Patrick Wilson and Vera Farmiga play fictionalized versions of Ed and Lorraine Warren.
Patrick Wilson and Vera Farmiga play fictionalized versions of Ed and Lorraine Warren. Warner Bros. Pictures

One of the more obnoxious peccadilloes of modern horror movie marketing is the insistence that everything is based on true stories. Numerous movie sites, used to regurgitating press releases, have parroted the “true story” behind The Conjuring, Annabelle and now The Conjuring 2, remolding Ed and Lorraine Warren from dubious attention-seekers into frontline warriors in an ongoing paranormal war with demons.

Now a new featurette for The Conjuring 2 is hoping to pull the same bullshit again, purporting to reveal the “true story” behind the Enfield poltergeist:

The featurette includes interviews with Janet Hodgson, Margaret Hodgson and Lorraine Warren, plus the movie’s cast and crew. It uncritically treats the Enfield haunting, which occurred when Janet was 11 and Margaret 13, as a real supernatural incident.

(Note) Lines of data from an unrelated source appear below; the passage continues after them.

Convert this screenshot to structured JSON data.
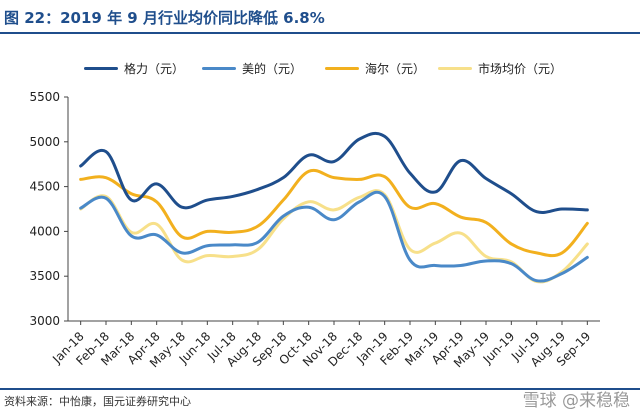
{
  "header": {
    "title": "图 22：2019 年 9 月行业均价同比降低 6.8%"
  },
  "footer": {
    "source": "资料来源：中怡康，国元证券研究中心",
    "watermark": "雪球 @来稳稳"
  },
  "colors": {
    "brand": "#1f4e8c",
    "geli": "#1f4e8c",
    "meidi": "#4a89c8",
    "haier": "#f2b01e",
    "market": "#f7e08a"
  },
  "chart_data": {
    "type": "line",
    "title": "",
    "xlabel": "",
    "ylabel": "",
    "ylim": [
      3000,
      5500
    ],
    "yticks": [
      3000,
      3500,
      4000,
      4500,
      5000,
      5500
    ],
    "grid": false,
    "legend_position": "top",
    "categories": [
      "Jan-18",
      "Feb-18",
      "Mar-18",
      "Apr-18",
      "May-18",
      "Jun-18",
      "Jul-18",
      "Aug-18",
      "Sep-18",
      "Oct-18",
      "Nov-18",
      "Dec-18",
      "Jan-19",
      "Feb-19",
      "Mar-19",
      "Apr-19",
      "May-19",
      "Jun-19",
      "Jul-19",
      "Aug-19",
      "Sep-19"
    ],
    "series": [
      {
        "name": "格力（元）",
        "color": "#1f4e8c",
        "values": [
          4730,
          4890,
          4350,
          4530,
          4270,
          4350,
          4390,
          4470,
          4600,
          4850,
          4780,
          5030,
          5060,
          4650,
          4440,
          4790,
          4590,
          4420,
          4220,
          4250,
          4240
        ]
      },
      {
        "name": "美的（元）",
        "color": "#4a89c8",
        "values": [
          4260,
          4370,
          3950,
          3960,
          3760,
          3840,
          3850,
          3880,
          4170,
          4270,
          4130,
          4330,
          4390,
          3680,
          3620,
          3620,
          3670,
          3640,
          3450,
          3530,
          3710
        ]
      },
      {
        "name": "海尔（元）",
        "color": "#f2b01e",
        "values": [
          4580,
          4600,
          4420,
          4330,
          3940,
          4000,
          3990,
          4060,
          4350,
          4670,
          4600,
          4580,
          4610,
          4270,
          4310,
          4160,
          4100,
          3860,
          3760,
          3760,
          4090
        ]
      },
      {
        "name": "市场均价（元）",
        "color": "#f7e08a",
        "values": [
          4250,
          4390,
          3990,
          4080,
          3680,
          3730,
          3720,
          3800,
          4140,
          4330,
          4240,
          4380,
          4410,
          3800,
          3870,
          3980,
          3720,
          3660,
          3440,
          3550,
          3860
        ]
      }
    ]
  }
}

In reality, Janet has admitted to hoaxing elements of the haunting, telling the Daily Mirror that she and Margaret had staged some of the phenomena (while continuing to claim that the majority was genuinely supernatural). Video cameras in the house caught Janet bending spoons and banging a broom handle on the ceiling in an effort to fake ghostly activity.

But these were young girls looking for attention, it’s the so-called paranormal investigators who bear the bulk of the blame. Society for Psychical Research members Maurice Grosse and Guy Lyon Playfair maintained that the incidents were genuine, even after catching Janet Hodgson in the act on several occasions. Playfair’s publication of This House is Haunted: The True Story of a Poltergeist should be enough evidence to reveal his true motives in enabling the staged behavior.

As for Ed and Lorraine Warren, the paranormal investigators played by Patrick Wilson and Vera Farmiga in The Conjuring movies, there’s sufficient evidence and testimony, including from other practitioners and genuine believers, to dismiss their accounts of ghostly experiences.

For their book The Devil in Connecticut, the Warrens described their exorcism of the mentally ill David Glatzel, a story of demonic entanglement that the Glatzel family now rejects.

“My brother was never possessed. He, along with my family, was manipulated and exploited, something the Warrens were very good at, and along with their author, Gerald Brittle, they concocted a phony story about demons in an attempt to get rich and famous at our expense, and we have the evidence to prove it.” David’s brother Carl Glatzel said. “The Warrens told my family numerous times that we would be millionaires and the book would help get my sister’s boyfriend, Arne, out of jail. I knew from day one it was a lie, but as a child, there was nothing I could really do about it.”

Similar allegations have been made about their most famous case, the Amityville horror, with William Weber, defense lawyer to murderer and former Amityville horror house occupant Ronald DeFeo Jr., said that he concocted the entire story with the “haunted” family. "I know this book is a hoax. We created this horror story over many bottles of wine.”

The admission changed nothing for Ed and Lorraine Warren, who allegedly pushed similar fabrications in many of their other cases. According to Ray Garton, a horror author who worked with the Warrens during their “Haunting in Connecticut” case, he went to Ed with doubts about the eyewitnesses, who couldn’t seem to keep their stories straight.

“‘They're crazy,’" Garton said Ed Warren told him, "‘All the people who come to us are crazy, that's why they come to us. Just use what you can and make the rest up. You write scary books, right? Well, make it up and make it scary. That's why we hired you.’”

It’s easy to see why studios would want to perpetuate the fiction that their horror movies are based in fact, though it’s less clear why the film press at large continues to go along with it. Perhaps as this same trend expands outward — until action movies are claiming Arnold really did kill those terrorists and sci-fi insists FTL drives are a true story in a world immediately parallel to ours — we’ll eventually reach a point where credulity is too strained and we can return to movies being shiny deceptions once more.